If these components are not moved to the bud scar, the mother cell loses the ability to generate a new daughter when ER function is recovered. The researchers also found that these components “hop” along the bud scars from older to younger until they reach the youngest scar, similar to a frog on lily pads, Niwa said.

Probing further to discover what’s behind these changes, the researchers identified two sources: Slt2 kinase and Bem1, a scaffolding bud emergence protein. During ER stress, Slt2 is activated and Slt2/Bem1 move to the bud scar to cause the key Nba1 personality change.

Interestingly, Slt2 belongs to an evolutionally conserved family of proteins called MAP kinases, which respond to a wide array of stimuli, such as heat stress, osmotic stress, inflammation and growth stimuli. Accordingly, gaining an understanding of the ERSU cell cycle checkpoint pathway should help scientists understand how cells cope with other types of cellular catastrophes in the ER, including cancer and neuronal diseases such as Alzheimer’s.

The research was coauthored by Jesse Chao, Francisco Piña and Ya-Shiuan Lai of the Section of Molecular Biology, Division of Biological Sciences, UC San Diego; Masayuki Onishi of Stanford University School of Medicine; and Yifat Cohen and Maya Schuldiner of the Weizmann Institute of Science.
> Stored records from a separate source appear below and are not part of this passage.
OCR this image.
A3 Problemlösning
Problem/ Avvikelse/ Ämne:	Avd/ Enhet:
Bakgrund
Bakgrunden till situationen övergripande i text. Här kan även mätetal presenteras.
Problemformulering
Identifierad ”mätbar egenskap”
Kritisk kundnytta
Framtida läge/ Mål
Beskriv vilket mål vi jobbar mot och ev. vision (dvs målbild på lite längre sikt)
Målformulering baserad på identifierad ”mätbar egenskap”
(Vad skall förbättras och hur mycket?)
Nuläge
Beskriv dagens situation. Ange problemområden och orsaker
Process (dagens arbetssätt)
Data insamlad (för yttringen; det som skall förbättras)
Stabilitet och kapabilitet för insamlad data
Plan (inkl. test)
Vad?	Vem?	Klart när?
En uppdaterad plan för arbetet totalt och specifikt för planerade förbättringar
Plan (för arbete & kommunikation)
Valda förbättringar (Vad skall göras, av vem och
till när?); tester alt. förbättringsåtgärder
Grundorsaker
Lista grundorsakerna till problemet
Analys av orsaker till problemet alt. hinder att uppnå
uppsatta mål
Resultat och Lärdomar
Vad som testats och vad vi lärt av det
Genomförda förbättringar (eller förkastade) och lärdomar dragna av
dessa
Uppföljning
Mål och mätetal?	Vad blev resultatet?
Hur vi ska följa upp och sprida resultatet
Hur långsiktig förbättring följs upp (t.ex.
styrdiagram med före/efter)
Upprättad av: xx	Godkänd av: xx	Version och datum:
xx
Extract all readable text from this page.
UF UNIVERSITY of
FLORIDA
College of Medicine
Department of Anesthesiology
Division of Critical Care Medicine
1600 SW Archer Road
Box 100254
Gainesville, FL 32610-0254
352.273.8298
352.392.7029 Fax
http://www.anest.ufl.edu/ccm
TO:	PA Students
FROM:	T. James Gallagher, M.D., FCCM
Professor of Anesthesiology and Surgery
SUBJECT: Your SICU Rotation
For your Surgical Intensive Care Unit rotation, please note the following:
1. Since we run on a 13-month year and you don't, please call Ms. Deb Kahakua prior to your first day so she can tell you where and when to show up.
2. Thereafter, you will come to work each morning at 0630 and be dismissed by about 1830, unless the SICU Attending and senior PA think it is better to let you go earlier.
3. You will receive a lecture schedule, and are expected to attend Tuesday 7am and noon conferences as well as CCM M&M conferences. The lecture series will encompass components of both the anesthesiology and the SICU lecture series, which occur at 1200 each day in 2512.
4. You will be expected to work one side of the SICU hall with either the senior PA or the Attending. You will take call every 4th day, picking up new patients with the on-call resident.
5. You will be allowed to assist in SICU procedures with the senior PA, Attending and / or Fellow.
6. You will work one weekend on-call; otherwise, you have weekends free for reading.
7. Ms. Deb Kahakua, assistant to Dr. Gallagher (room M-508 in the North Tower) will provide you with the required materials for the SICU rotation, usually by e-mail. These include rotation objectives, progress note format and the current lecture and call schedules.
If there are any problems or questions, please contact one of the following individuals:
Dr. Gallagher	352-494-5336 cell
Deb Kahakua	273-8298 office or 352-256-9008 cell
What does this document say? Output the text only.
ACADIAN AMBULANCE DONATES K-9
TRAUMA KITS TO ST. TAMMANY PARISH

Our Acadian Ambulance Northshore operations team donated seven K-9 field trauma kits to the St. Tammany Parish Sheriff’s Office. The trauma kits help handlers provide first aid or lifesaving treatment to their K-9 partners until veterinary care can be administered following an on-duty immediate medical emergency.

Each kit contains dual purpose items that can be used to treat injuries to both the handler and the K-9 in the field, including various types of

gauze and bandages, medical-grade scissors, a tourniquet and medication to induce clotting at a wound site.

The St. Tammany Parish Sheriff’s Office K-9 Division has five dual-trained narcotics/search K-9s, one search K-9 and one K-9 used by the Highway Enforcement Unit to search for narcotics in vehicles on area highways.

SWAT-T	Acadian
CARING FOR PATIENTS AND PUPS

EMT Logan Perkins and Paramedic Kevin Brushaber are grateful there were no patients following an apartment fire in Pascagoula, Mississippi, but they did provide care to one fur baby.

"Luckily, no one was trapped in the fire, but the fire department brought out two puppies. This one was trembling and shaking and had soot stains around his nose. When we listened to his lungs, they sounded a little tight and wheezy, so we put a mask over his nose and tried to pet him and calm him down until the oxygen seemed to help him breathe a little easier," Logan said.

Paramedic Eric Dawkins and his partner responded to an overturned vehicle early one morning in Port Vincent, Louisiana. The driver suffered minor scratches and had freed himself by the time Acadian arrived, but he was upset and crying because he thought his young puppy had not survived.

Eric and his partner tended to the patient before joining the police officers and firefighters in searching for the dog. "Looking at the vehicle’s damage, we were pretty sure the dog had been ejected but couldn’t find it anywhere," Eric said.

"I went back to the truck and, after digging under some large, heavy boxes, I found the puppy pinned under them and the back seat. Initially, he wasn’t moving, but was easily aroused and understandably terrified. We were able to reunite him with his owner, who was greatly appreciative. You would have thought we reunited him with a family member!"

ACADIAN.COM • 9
The research was supported the National Institutes of Health (R01GM087415), UC San Diego Chancellor’s Excellence Scholarship (formally FISP), the UC San Diego Academic Senate; the Volkswagen Foundation ‘‘Life’’ grant, The Deutsche Forschungsgemeinschaft (DFG) grant (SFB1190); a UC San Diego Molecular Biology Cancer postdoctoral fellowship; and an NIH 5T32AI007469-20UCSD/LIAI) allergy postdoctoral training grant.